Involving staff in the steps you are taking to keep the workplace safe by listening to their concerns and exchanging ideas about how to manage the risk of coronavirus in the workplace. Consider each member of staff on an individual basis. The pandemic has affected different people in different ways, and it will be important to ensure you understand any concerns of your employees, give proper consideration to these worries and appropriate action to address.
This could include adopting flexible working measures, including allowing employees to (continue to) work from home, or staggering shifts or start and finish times, to minimise social contact with others and avoid overcrowding. You may even also consider redeployment, if possible, of vulnerable or concerned workers to roles that do not require contact or attendance in the work environment.
It will be critical to follow the latest government and HSE guidelines on safer working, for example, by putting in place social distancing measures; imposing additional hygiene measures and hand-washing facilities; providing PPE including face masks, gloves and screens for work stations; arranging for a deep clean of any work spaces or communal areas; as well as providing extra car-parking spaces so staff can avoid using public transport where possible.
Where prior agreement has been reached to formally consult with any trade union or employee representatives before bringing furlough to an end, you may also need to involve health and safety representatives in your return to work plans.
Can you unfurlough staff and later re-furlough?
The last date on which you can furlough an employee and claim under the CJRS is 10 June.
Before this date, if, after you take employees off furlough, the operational needs of your business change again, for example, work levels decrease or temporary cover is no longer needed, it remains open to you to re-furlough them. In some cases, employers have rotated their staff in and out of furlough as a means of making things fair.
Under the CJRS, the minimum length an employee can be furloughed for is 3 weeks. This means that a worker can be furloughed multiple times, making it possible to move a person in and out of furlough on a 3 weekly or longer basis.
If you are looking to unfurlough staff where they have been on a temporary leave of absence for less than 3 weeks, there is nothing to prohibit this. However, you will lose your entitlement to claim under the scheme for the time that they have been furloughed. In these instances, you may want to let the furlough continue until they have been absent from work for at least 3 weeks where possible.

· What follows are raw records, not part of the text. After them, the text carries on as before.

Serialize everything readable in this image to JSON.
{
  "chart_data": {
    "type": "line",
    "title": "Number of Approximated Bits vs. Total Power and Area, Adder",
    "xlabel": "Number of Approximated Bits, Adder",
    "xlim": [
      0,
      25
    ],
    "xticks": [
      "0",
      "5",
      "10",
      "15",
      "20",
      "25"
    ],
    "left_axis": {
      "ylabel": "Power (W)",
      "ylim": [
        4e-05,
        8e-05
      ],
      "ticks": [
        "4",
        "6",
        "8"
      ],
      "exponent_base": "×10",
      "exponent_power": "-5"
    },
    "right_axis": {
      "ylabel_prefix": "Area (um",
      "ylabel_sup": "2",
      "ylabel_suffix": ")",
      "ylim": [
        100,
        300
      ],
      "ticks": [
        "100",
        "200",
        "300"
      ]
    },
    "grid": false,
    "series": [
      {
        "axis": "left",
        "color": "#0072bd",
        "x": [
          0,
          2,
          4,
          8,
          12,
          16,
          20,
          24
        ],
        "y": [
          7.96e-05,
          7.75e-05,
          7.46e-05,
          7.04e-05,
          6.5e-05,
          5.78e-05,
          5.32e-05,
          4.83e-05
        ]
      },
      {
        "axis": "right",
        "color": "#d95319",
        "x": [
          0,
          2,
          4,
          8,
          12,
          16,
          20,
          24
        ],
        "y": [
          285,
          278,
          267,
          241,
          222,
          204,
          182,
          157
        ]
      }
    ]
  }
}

Where you are looking to re-furlough a member of staff, any prior consent or written agreement to be furloughed will usually no longer apply and further agreement should be sought. This can be an updated version of the previous agreement, but should be re-signed and dated. Any further furlough period will need to be for a minimum of 3 weeks to enable you to claim under the CJRS.

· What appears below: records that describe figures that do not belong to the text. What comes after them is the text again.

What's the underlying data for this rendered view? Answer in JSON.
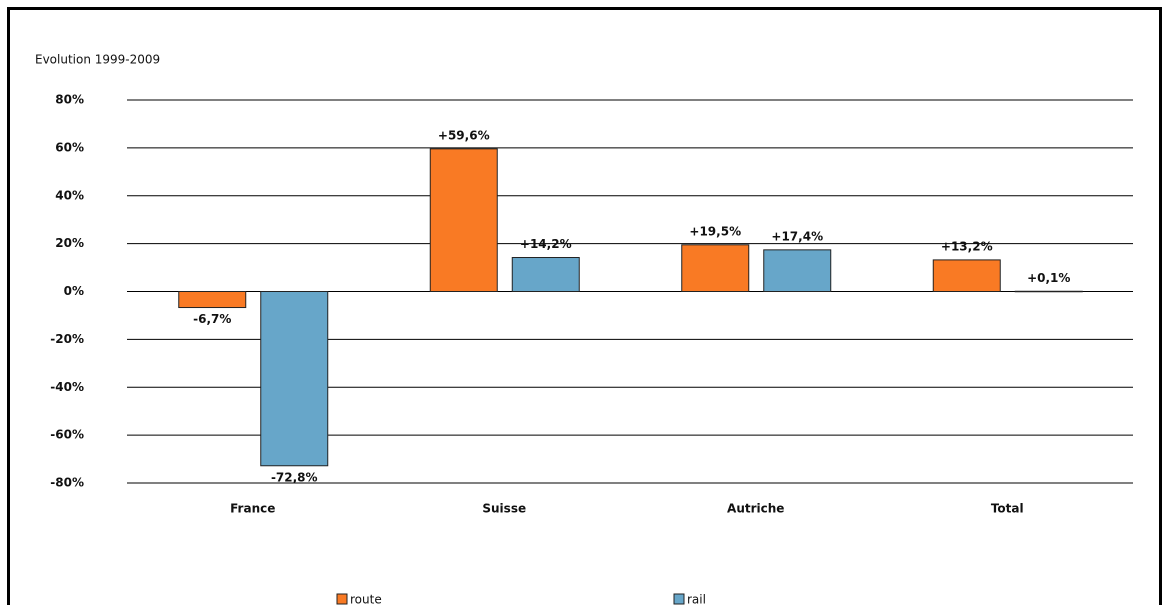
{
  "chart_data": {
    "type": "bar",
    "y_label": "Evolution 1999-2009",
    "categories": [
      "France",
      "Suisse",
      "Autriche",
      "Total"
    ],
    "series": [
      {
        "name": "route",
        "color": "#f97a24",
        "values": [
          -6.7,
          59.6,
          19.5,
          13.2
        ],
        "value_labels": [
          "-6,7%",
          "+59,6%",
          "+19,5%",
          "+13,2%"
        ]
      },
      {
        "name": "rail",
        "color": "#67a6c9",
        "values": [
          -72.8,
          14.2,
          17.4,
          0.1
        ],
        "value_labels": [
          "-72,8%",
          "+14,2%",
          "+17,4%",
          "+0,1%"
        ]
      }
    ],
    "ylim": [
      -80,
      80
    ],
    "yticks": [
      {
        "value": -80,
        "label": "-80%"
      },
      {
        "value": -60,
        "label": "-60%"
      },
      {
        "value": -40,
        "label": "-40%"
      },
      {
        "value": -20,
        "label": "-20%"
      },
      {
        "value": 0,
        "label": "0%"
      },
      {
        "value": 20,
        "label": "20%"
      },
      {
        "value": 40,
        "label": "40%"
      },
      {
        "value": 60,
        "label": "60%"
      },
      {
        "value": 80,
        "label": "80%"
      }
    ],
    "grid": true
  }
}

After 10 June, employers may consider adopting flexible furloughing for furloughed workers, details of which are yet to be published by the Chancellor.

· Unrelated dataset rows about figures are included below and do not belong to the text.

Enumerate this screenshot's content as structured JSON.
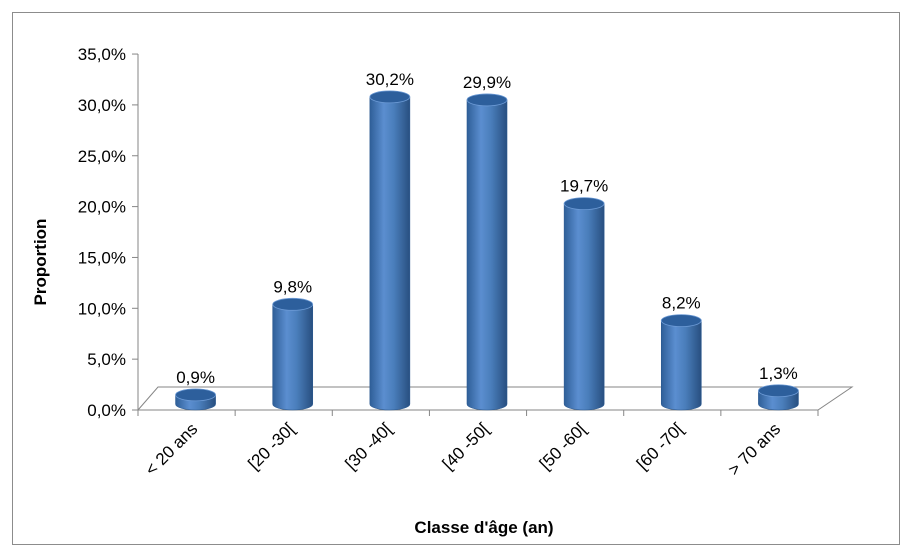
{
  "chart_data": {
    "type": "bar",
    "title": "",
    "xlabel": "Classe d'âge (an)",
    "ylabel": "Proportion",
    "categories": [
      "< 20 ans",
      "[20 -30[",
      "[30 -40[",
      "[40 -50[",
      "[50 -60[",
      "[60 -70[",
      "> 70 ans"
    ],
    "values": [
      0.9,
      9.8,
      30.2,
      29.9,
      19.7,
      8.2,
      1.3
    ],
    "value_labels": [
      "0,9%",
      "9,8%",
      "30,2%",
      "29,9%",
      "19,7%",
      "8,2%",
      "1,3%"
    ],
    "ylim": [
      0,
      35
    ],
    "yticks": [
      0,
      5,
      10,
      15,
      20,
      25,
      30,
      35
    ],
    "ytick_labels": [
      "0,0%",
      "5,0%",
      "10,0%",
      "15,0%",
      "20,0%",
      "25,0%",
      "30,0%",
      "35,0%"
    ],
    "grid": false,
    "legend": "none",
    "style": "3d-cylinder",
    "colors": {
      "bar": "#4a7ebb",
      "bar_dark": "#2c5a91",
      "bar_light": "#6d9bd6",
      "axis": "#868686"
    }
  }
}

DavidsonMorris’ employment lawyers can help with all aspects of workforce management and planning in response to the current crisis. Working closely with our specialists in HR, we provide comprehensive guidance on the options open to you as an employer when deciding the next phase for furloughed workers, whether that is how to unfurlough staff, or if you are having to consider redundancy or alternative working arrangements such as short-time working. For help and advice, speak to our experts.
How to Unfurlough Staff FAQs
Can we make furloughed workers redundant?
It may be possible to make furloughed employees redundant, provided the dismissal is fair and lawful and you have followed the required redundancy process.
Will furloughed employees be gaining continuous service while on furlough?
Furloughed workers' employment contracts remain in place, meaning temporary cessations of work do not apply.
When can we unfurlough employees?
The rules of the CJRS state the minimum period of furlough is three weeks for a valid financial claim to be made.